Feels like home to me.

Of all the love languages, how I give and receive love, I score lowest on physical touch.

Well, I take that back.  I think I probably score lower on acts of service because I’m lazy.  But I think I was feeling particularly giving the day I took the test, so physical touch came in last.

And rightfully so.  I am NOT a hugger.  I’m not a toucher.  I don’t feel more loved the longer you hug me.  I don’t feel neglected if you don’t.  I had a roommate once, whom I love dearly, but she is a physical touch person.  She drew life from just sitting close on the couch.  Me?  That makes me feel nervous and like I’m going to slither out of my skin.

My college roomie and bfry Candace and I do not hug.  We had lived together for YEARS, literally YEARS, before we hugged.  It has to be extreme to make us hug.  A breakup.  A wedding.  A friendship recovered.  The “Hot Donut” sign on at Krispy Kreme.  These kinds of things.

Because she, nor I, speak the language of THE CLOSER YOU ARE THE DEEPER YOU LOVE.  [We operate more in the vein of “the funnier you are, the more I love you”.  But we don’t say “I love you” either.  We have a mildly dysfunctional friendship.]

But as for me- Words of affirmation?  Bring it on.  Gifts?  Oh yes sir.  Quality time?  I mean, if you’ve got it, I’ll take it.  Wanna do something nice for me?  Yep, I’ll probably let you.

Just don’t touch me.

But after only 48 hours at home, something has changed.  Or something has been there all along.

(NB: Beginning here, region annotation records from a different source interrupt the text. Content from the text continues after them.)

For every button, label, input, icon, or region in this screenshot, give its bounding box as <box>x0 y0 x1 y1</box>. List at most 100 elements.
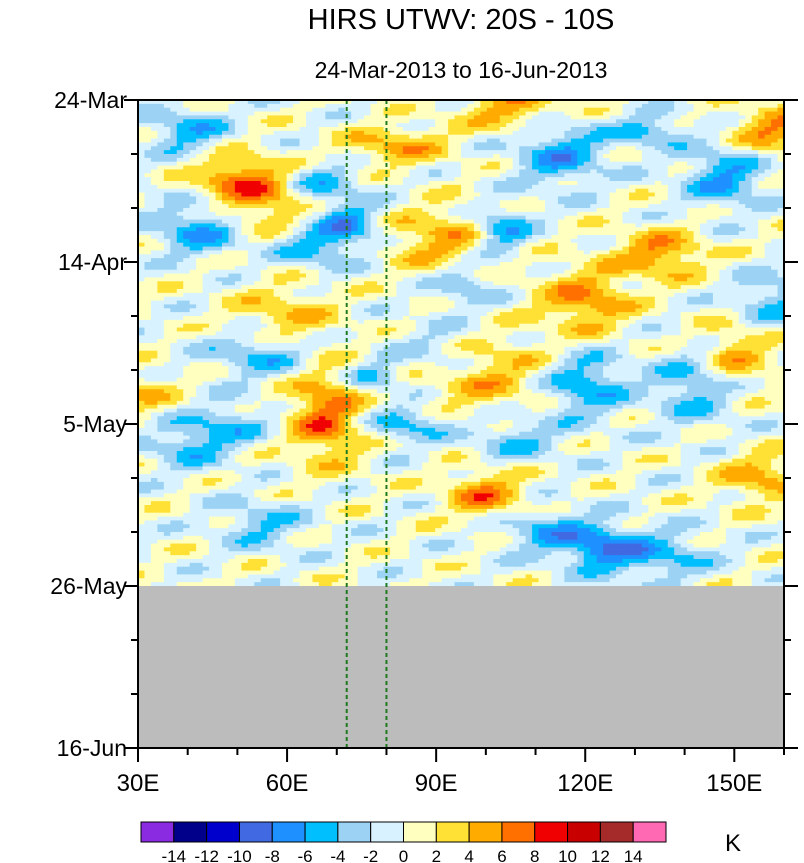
heatmap-cell <box>758 211 766 217</box>
heatmap-cell <box>435 215 443 221</box>
heatmap-cell <box>719 289 727 294</box>
heatmap-cell <box>486 181 494 186</box>
heatmap-cell <box>415 181 423 186</box>
heatmap-cell <box>499 146 507 151</box>
heatmap-cell <box>286 200 294 205</box>
heatmap-cell <box>667 188 675 194</box>
heatmap-cell <box>364 277 372 282</box>
heatmap-cell <box>247 254 255 259</box>
heatmap-cell <box>687 161 695 167</box>
heatmap-cell <box>473 238 481 244</box>
heatmap-cell <box>357 119 365 124</box>
heatmap-cell <box>486 100 494 105</box>
heatmap-cell <box>377 223 385 228</box>
heatmap-cell <box>512 157 520 163</box>
heatmap-cell <box>738 188 746 194</box>
heatmap-cell <box>396 173 404 178</box>
heatmap-cell <box>564 285 572 290</box>
heatmap-cell <box>454 115 462 120</box>
heatmap-cell <box>635 281 643 286</box>
heatmap-cell <box>331 196 339 201</box>
heatmap-cell <box>435 235 443 240</box>
heatmap-cell <box>280 269 288 275</box>
heatmap-cell <box>512 123 520 128</box>
heatmap-cell <box>215 123 223 128</box>
heatmap-cell <box>706 184 714 190</box>
heatmap-cell <box>293 208 301 213</box>
heatmap-cell <box>454 107 462 113</box>
heatmap-cell <box>532 211 540 217</box>
heatmap-cell <box>486 208 494 213</box>
heatmap-cell <box>461 177 469 182</box>
heatmap-cell <box>454 173 462 178</box>
heatmap-cell <box>506 184 514 190</box>
heatmap-cell <box>357 204 365 209</box>
heatmap-cell <box>628 231 637 236</box>
heatmap-cell <box>564 169 572 174</box>
heatmap-cell <box>454 169 462 174</box>
heatmap-cell <box>706 130 714 136</box>
heatmap-cell <box>183 262 191 267</box>
heatmap-cell <box>622 123 630 128</box>
heatmap-cell <box>525 150 533 155</box>
heatmap-cell <box>519 269 527 275</box>
heatmap-cell <box>596 161 604 167</box>
heatmap-cell <box>448 254 456 259</box>
heatmap-cell <box>138 165 146 171</box>
heatmap-cell <box>170 223 178 228</box>
heatmap-cell <box>364 130 372 136</box>
heatmap-cell <box>441 150 449 155</box>
heatmap-cell <box>286 119 294 124</box>
heatmap-cell <box>234 119 242 124</box>
heatmap-cell <box>603 196 611 201</box>
heatmap-cell <box>467 273 475 279</box>
heatmap-cell <box>467 246 475 252</box>
heatmap-cell <box>519 231 527 236</box>
heatmap-cell <box>583 173 591 178</box>
heatmap-cell <box>687 219 695 225</box>
heatmap-cell <box>144 211 152 217</box>
heatmap-cell <box>267 127 275 132</box>
heatmap-cell <box>441 269 449 275</box>
heatmap-cell <box>687 100 695 105</box>
heatmap-cell <box>648 281 656 286</box>
heatmap-cell <box>771 200 779 205</box>
heatmap-cell <box>603 273 611 279</box>
heatmap-cell <box>170 211 178 217</box>
heatmap-cell <box>738 142 746 147</box>
heatmap-cell <box>751 177 759 182</box>
heatmap-cell <box>344 146 352 151</box>
heatmap-cell <box>435 273 443 279</box>
heatmap-cell <box>519 142 527 147</box>
heatmap-cell <box>196 289 204 294</box>
heatmap-cell <box>325 127 333 132</box>
heatmap-cell <box>351 258 359 263</box>
heatmap-cell <box>609 169 617 174</box>
heatmap-cell <box>532 223 540 228</box>
heatmap-cell <box>461 235 469 240</box>
heatmap-cell <box>273 181 281 186</box>
heatmap-cell <box>241 138 249 144</box>
heatmap-cell <box>435 269 443 275</box>
heatmap-cell <box>273 223 281 228</box>
heatmap-cell <box>428 123 436 128</box>
heatmap-cell <box>512 273 520 279</box>
heatmap-cell <box>293 150 301 155</box>
heatmap-cell <box>377 161 385 167</box>
heatmap-cell <box>512 277 520 282</box>
heatmap-cell <box>241 165 249 171</box>
heatmap-cell <box>564 211 572 217</box>
heatmap-cell <box>234 130 242 136</box>
heatmap-cell <box>725 157 733 163</box>
heatmap-cell <box>583 215 591 221</box>
heatmap-cell <box>138 231 146 236</box>
heatmap-cell <box>506 242 514 248</box>
heatmap-cell <box>777 215 784 221</box>
heatmap-cell <box>196 142 204 147</box>
heatmap-cell <box>700 200 708 205</box>
heatmap-cell <box>544 119 553 124</box>
heatmap-cell <box>661 173 669 178</box>
heatmap-cell <box>777 115 784 120</box>
heatmap-cell <box>396 181 404 186</box>
heatmap-cell <box>209 196 217 201</box>
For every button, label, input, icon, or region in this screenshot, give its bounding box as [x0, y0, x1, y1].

Now that I’m home, I can’t hug my friends enough.  I sit by a friend and I want to be touching her hand.  I want to hug my friends and not let go.  I rest my hand on a friend’s knee, just because I can.  I want to hold Haley’s baby right up against my chest until our breaths are in sync.  When I feel arms wrap around me, my eyes fill with tears. I walk through a room of my friends and touch every shoulder, my hands lingering like they are drawing something life-giving from each person.

I just love to feel them beside me.  Just to know, with certainty, that they are there.

I stood at the top of the stairs last night and cried in my Daddy’s arms.  I have so missed the feel of folding into my Dad’s chest.  The tight hugs of my Mom.  The softness of a love that is unwavering, expressed through close proximity.

Nashville is good to me.  Don’t get me wrong.  But Nashville doesn’t hold me.  Nashville doesn’t sit too close.  Nashville doesn’t get in my business or my personal space.  Nashville doesn’t let me lean in without purpose.

Nashville and I are still shaking hands.  Marietta and I are sappy long huggers.

I came home this weekend for a wedding that I did not want to miss.  And I’m glad I did.

But maybe this was too soon.  Maybe my heart still breaks too much.  Maybe my Marietta life still feels so right.

I have really missed the feel of home. The literal hold-my-hand-because-you- know-me-and-love-me feel of home.

And I don’t know how to leave it again.